Qu’est-ce qui rend ces obligations si impérieuses ? Les villages de l’intérieur et ceux de la côte dépendent les uns des autres pour l’approvisionnement en certaines denrées. Les villages de la côte n’ont jamais assez de légumes, ceux de l’intérieur ont toujours besoin de poisson. En outre, la coutume exige que toutes les grandes cérémonies qui se déroulent dans les villages de la côte soient accompagnées de distributions de nourriture, qui représentent un aspect fort important de la vie publique des sauvages ; or, la nourriture ainsi distribuée se compose toujours de certaines variétés de légumes qui poussent seulement dans les plaines fertiles de l’intérieur. Or, les habitants de la côte ne disposent que du produit de leur pêche. C’est ainsi qu’à toutes les autres causes qui rehaussent la valeur de la nourriture végétale, relativement plus rare, s’ajoute celle de la dépendance artificielle que la culture a établie entre les deux districts. Tout concourt donc à ce qu’ils ne puissent se passer l’un de l’autre. Si, cependant, il arrive à un partenaire de faire preuve de négligence, il est sûr à l’avance qu’il aura tôt ou tard à s’en repentir. Chaque communauté possède, en effet, pour faire respecter ses droits, une arme : la réciprocité.
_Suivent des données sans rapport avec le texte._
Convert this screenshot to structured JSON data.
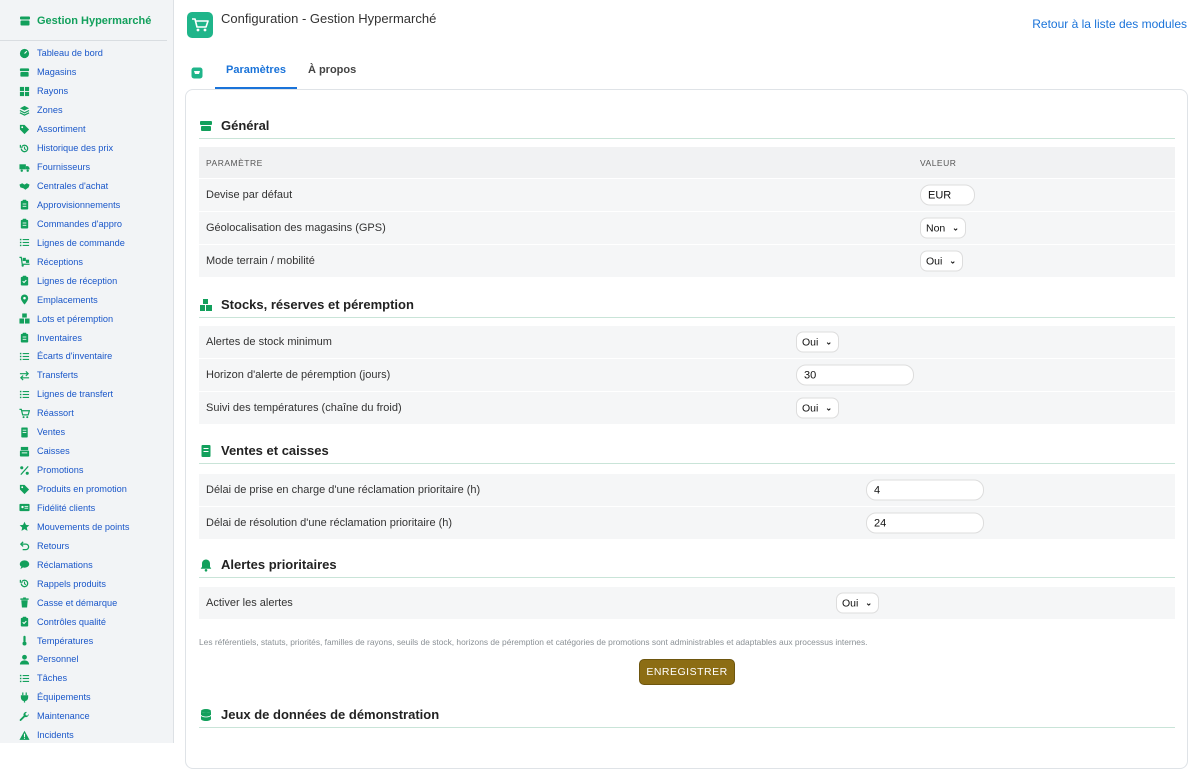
{
  "sidebar": {
    "brand": "Gestion Hypermarché",
    "items": [
      {
        "label": "Tableau de bord",
        "icon": "gauge-icon"
      },
      {
        "label": "Magasins",
        "icon": "store-icon"
      },
      {
        "label": "Rayons",
        "icon": "grid-icon"
      },
      {
        "label": "Zones",
        "icon": "layers-icon"
      },
      {
        "label": "Assortiment",
        "icon": "tag-icon"
      },
      {
        "label": "Historique des prix",
        "icon": "history-icon"
      },
      {
        "label": "Fournisseurs",
        "icon": "truck-icon"
      },
      {
        "label": "Centrales d'achat",
        "icon": "handshake-icon"
      },
      {
        "label": "Approvisionnements",
        "icon": "clipboard-icon"
      },
      {
        "label": "Commandes d'appro",
        "icon": "clipboard-icon"
      },
      {
        "label": "Lignes de commande",
        "icon": "list-icon"
      },
      {
        "label": "Réceptions",
        "icon": "dolly-icon"
      },
      {
        "label": "Lignes de réception",
        "icon": "clipboard-check-icon"
      },
      {
        "label": "Emplacements",
        "icon": "map-pin-icon"
      },
      {
        "label": "Lots et péremption",
        "icon": "boxes-icon"
      },
      {
        "label": "Inventaires",
        "icon": "clipboard-icon"
      },
      {
        "label": "Écarts d'inventaire",
        "icon": "list-icon"
      },
      {
        "label": "Transferts",
        "icon": "transfer-icon"
      },
      {
        "label": "Lignes de transfert",
        "icon": "list-icon"
      },
      {
        "label": "Réassort",
        "icon": "cart-icon"
      },
      {
        "label": "Ventes",
        "icon": "receipt-icon"
      },
      {
        "label": "Caisses",
        "icon": "cash-register-icon"
      },
      {
        "label": "Promotions",
        "icon": "percent-icon"
      },
      {
        "label": "Produits en promotion",
        "icon": "tag-icon"
      },
      {
        "label": "Fidélité clients",
        "icon": "id-card-icon"
      },
      {
        "label": "Mouvements de points",
        "icon": "star-icon"
      },
      {
        "label": "Retours",
        "icon": "undo-icon"
      },
      {
        "label": "Réclamations",
        "icon": "comment-icon"
      },
      {
        "label": "Rappels produits",
        "icon": "history-icon"
      },
      {
        "label": "Casse et démarque",
        "icon": "trash-icon"
      },
      {
        "label": "Contrôles qualité",
        "icon": "clipboard-check-icon"
      },
      {
        "label": "Températures",
        "icon": "thermometer-icon"
      },
      {
        "label": "Personnel",
        "icon": "user-icon"
      },
      {
        "label": "Tâches",
        "icon": "list-icon"
      },
      {
        "label": "Équipements",
        "icon": "plug-icon"
      },
      {
        "label": "Maintenance",
        "icon": "wrench-icon"
      },
      {
        "label": "Incidents",
        "icon": "warning-icon"
      }
    ]
  },
  "header": {
    "title": "Configuration - Gestion Hypermarché",
    "back_link": "Retour à la liste des modules"
  },
  "tabs": {
    "settings": "Paramètres",
    "about": "À propos"
  },
  "sections": {
    "general": {
      "title": "Général",
      "col_param": "PARAMÈTRE",
      "col_value": "VALEUR",
      "rows": [
        {
          "label": "Devise par défaut",
          "value": "EUR"
        },
        {
          "label": "Géolocalisation des magasins (GPS)",
          "value": "Non"
        },
        {
          "label": "Mode terrain / mobilité",
          "value": "Oui"
        }
      ]
    },
    "stocks": {
      "title": "Stocks, réserves et péremption",
      "rows": [
        {
          "label": "Alertes de stock minimum",
          "value": "Oui"
        },
        {
          "label": "Horizon d'alerte de péremption (jours)",
          "value": "30"
        },
        {
          "label": "Suivi des températures (chaîne du froid)",
          "value": "Oui"
        }
      ]
    },
    "sales": {
      "title": "Ventes et caisses",
      "rows": [
        {
          "label": "Délai de prise en charge d'une réclamation prioritaire (h)",
          "value": "4"
        },
        {
          "label": "Délai de résolution d'une réclamation prioritaire (h)",
          "value": "24"
        }
      ]
    },
    "alerts": {
      "title": "Alertes prioritaires",
      "rows": [
        {
          "label": "Activer les alertes",
          "value": "Oui"
        }
      ]
    },
    "demo": {
      "title": "Jeux de données de démonstration"
    }
  },
  "note": "Les référentiels, statuts, priorités, familles de rayons, seuils de stock, horizons de péremption et catégories de promotions sont administrables et adaptables aux processus internes.",
  "save_button": "ENREGISTRER",
  "colors": {
    "brand_green": "#12a05c",
    "link_blue": "#1a57c9",
    "tab_blue": "#1a73d9",
    "save_bg": "#8c6d14"
  }
}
Ce que nous venons de dire ne s’applique pas seulement aux échanges de poissons contre des légumes. D’une façon générale, deux communautés dépendent aussi l’une de l’autre pour l’échange d’autres marchandises et d’autres services. C’est ainsi que chaque chaîne de réciprocité est d’autant plus forte qu’elle fait partie de tout un système, très compliqué, de réciprocités.